Thursday, January 17, 2008

Maggie Revisited

The following first appeared here January 9, 2007. I heard today from the person living in Maggie's house in Mount Hope, here's a rerun of last year's story, along with today's comment.

I wandered today to the hill, Maggie,
To watch the scene below -
The creek and the creaking old mill, Maggie,
As we used to, long ago.

The green grove is gone from the hill, Maggie,
Where first the daisies sprung;
The creaking old mill is still, Maggie,
Since you and I were young.

If you can’t trust the Daughters of the American Revolution and an Eagle Scout then who can you trust?

The story begins as we meander along the route of the millenium-old Unicoi Turnpike in the hills of Tennessee, just north of the spot where John Muir crossed the Hiwassee River on his thousand mile walk to the Gulf of Mexico (September 17, 1867). As soon as I saw the sign for Maggie’s Mill Historic Site, I pulled onto the gravel road leading to a small stream. Some pilings along the creek told me that a mill, long since gone, had operated there. And then, at the edge of the road, I read this marker:

I made a mental note to get to the bottom of the story. But the road beckoned, and more places to explore. At Reliance, Webb’s Store stands on the southern bank of the river. Been a long time since I’ve seen a Texaco sign like this:

And just down river, near the confluence of Junebug Creek, this vintage house is a real beauty:

But I kept thinking about that song, Maggie. And even if I’d never heard it, I could pretty well imagine the melody and could hear Al Jolson singing it, Maaaaggieeee. Back home, it didn’t take long to find some recordings of the song, plus lyrics and sheet music. I was on a roll!
I even found a picture of the dapper songwriter:

And a picture of his beloved Maggie Clark:
Clark? I thought her name was Harris, but we’ll let that slide. Johnson didn’t scrimp on the sentimentality, and when you learn the story behind the song, you understand why. He was a schoolteacher in Hamilton, Ontario and Maggie was one of his students. I guess there weren’t any vigilant school administrators to question the propriety of what happened next. G. W. and the tubercular Maggie fell in love and were engaged to be married. When she became ill, he penned the lyrics to "When You and I Were Young, Maggie" and published them in his book of verse, Maple Leaves. (This was Ontario, CANADA, after all.)

They married later that year, but after seven months, poor Maggie died on May 12, 1865. Johnson’s friend James A. Butterfield (1837-1891) set the words to music and the rest, as they say, is history. Now hold on, what about the 1820 date carved in the monument at Maggie’s Mill? George Washington Johnson was born in 1839 and wrote his poem in 1864. Maggie whatever-her-name-was was born in 1842.
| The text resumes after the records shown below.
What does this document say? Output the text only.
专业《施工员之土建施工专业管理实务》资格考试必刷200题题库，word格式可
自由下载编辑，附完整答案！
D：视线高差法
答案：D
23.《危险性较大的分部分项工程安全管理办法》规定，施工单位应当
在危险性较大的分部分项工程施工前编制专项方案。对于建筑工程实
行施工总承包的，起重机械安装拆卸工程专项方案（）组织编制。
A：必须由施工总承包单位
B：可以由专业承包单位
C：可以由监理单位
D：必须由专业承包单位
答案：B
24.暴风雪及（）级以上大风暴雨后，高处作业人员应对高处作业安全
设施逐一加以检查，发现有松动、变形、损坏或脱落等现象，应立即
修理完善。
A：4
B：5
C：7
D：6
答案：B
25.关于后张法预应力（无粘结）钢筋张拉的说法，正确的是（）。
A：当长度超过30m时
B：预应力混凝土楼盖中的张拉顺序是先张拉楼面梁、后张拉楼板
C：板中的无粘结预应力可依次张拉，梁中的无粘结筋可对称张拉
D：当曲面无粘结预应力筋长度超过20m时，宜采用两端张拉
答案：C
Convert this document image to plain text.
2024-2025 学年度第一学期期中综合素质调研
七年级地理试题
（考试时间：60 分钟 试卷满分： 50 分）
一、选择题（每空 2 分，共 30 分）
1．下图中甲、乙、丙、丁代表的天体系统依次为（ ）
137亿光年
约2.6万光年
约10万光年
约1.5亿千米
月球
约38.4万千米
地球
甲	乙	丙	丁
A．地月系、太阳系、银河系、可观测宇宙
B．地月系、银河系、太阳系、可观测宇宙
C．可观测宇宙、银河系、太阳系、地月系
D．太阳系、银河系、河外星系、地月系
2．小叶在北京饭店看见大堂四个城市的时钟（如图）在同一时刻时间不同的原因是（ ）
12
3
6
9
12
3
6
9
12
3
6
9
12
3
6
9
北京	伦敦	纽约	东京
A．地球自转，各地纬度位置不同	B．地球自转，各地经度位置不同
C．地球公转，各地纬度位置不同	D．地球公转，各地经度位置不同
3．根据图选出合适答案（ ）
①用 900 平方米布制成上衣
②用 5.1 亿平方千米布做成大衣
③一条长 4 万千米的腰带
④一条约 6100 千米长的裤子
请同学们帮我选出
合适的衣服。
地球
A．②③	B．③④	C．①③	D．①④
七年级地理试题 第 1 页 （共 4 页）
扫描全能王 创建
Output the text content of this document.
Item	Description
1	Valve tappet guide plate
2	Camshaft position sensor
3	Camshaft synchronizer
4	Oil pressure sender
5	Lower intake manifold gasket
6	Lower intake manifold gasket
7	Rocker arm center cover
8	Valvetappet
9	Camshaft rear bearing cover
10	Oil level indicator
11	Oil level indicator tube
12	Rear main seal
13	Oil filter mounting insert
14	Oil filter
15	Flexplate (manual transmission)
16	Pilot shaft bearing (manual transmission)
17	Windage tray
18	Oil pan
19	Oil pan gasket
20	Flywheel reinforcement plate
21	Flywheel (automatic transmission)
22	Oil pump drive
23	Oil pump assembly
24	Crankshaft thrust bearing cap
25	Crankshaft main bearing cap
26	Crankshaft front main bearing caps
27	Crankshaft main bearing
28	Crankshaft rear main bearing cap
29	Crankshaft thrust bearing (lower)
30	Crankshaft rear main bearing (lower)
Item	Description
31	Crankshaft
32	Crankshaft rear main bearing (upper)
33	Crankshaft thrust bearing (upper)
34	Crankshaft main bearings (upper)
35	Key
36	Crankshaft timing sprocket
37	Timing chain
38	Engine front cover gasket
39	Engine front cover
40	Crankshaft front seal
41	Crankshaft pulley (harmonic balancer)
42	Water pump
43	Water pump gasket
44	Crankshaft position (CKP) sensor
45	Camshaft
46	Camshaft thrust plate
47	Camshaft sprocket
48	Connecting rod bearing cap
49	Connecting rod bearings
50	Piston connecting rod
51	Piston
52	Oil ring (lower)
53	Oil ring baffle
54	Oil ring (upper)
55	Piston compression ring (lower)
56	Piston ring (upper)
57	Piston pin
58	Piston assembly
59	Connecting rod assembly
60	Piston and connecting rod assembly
So they got the 1820 date wrong, but there must have been a Tennessee connection for George and Maggie. Let’s see, the widower marries two more times, moves from Canada to Cleveland and eventually to Pasadena, California where he died in 1917. No mention of Tennessee at all.
But the song lives on, recorded by everyone from John McCormack to Benny Goodman to Fats Waller to Mac Wiseman.
And to cap it all, "When You and I Were Young, Maggie" made it into the Canadian Songwriters Hall of Fame in 2005. Wow!
So what of the Tennessee claim? All I could find was a gazetteer listing for Springtown, Tennessee: "A picturesque mill adorned the bank of the creek and was first known as Harris Mill. During another period, it was known as Maggie’s Mill; local residents insist that it inspired the ballad, ‘When You and I Were Young, Maggie.’" INSIST!!!!! That’s not going to cut it. I might as well INSIST that Beethoven wrote the Fifth Symphony on MY back porch. Look for the granite monument, coming soon.

Despite all my big talk about the value of preserving local legends, I’ll make an exception for something as blatantly misleading as the Maggie’s Mill "Historic" Site.
Polk County, Tennessee should be ashamed.
The Ocoee Chapter D.A.R. should be ashamed.
And I found the phone number for that Eagle Scout, Dan Cain. I’m tempted to give him a call, because he’s got some ‘splainin’ to do, Maggie.

They say that I'm feeble with age, Maggie,
My steps are less sprightly than then,
My face is a well-written page, Maggie,
And time alone was the pen.
They say we are ag├Ęd and grey, Maggie,
As sprays by the white breakers flung,
But to me you're as fair as you were, Maggie,
When you and I were young.

Comment from hlp111, 1/17/08:

Just wanted to say that I found your post by accident while I was lookin up some information on my house. I live in the farmhouse that Maggie Clarke grew up in Ontario (and her name was definately not Harris). I find it funny that there are so many people that want to claim this song and story. Its original to Mount Hope, a tiny little dot on the map. Its fun though to hear other peoples stories and it makes it easy to see how old tales and stories can become so distorted after time.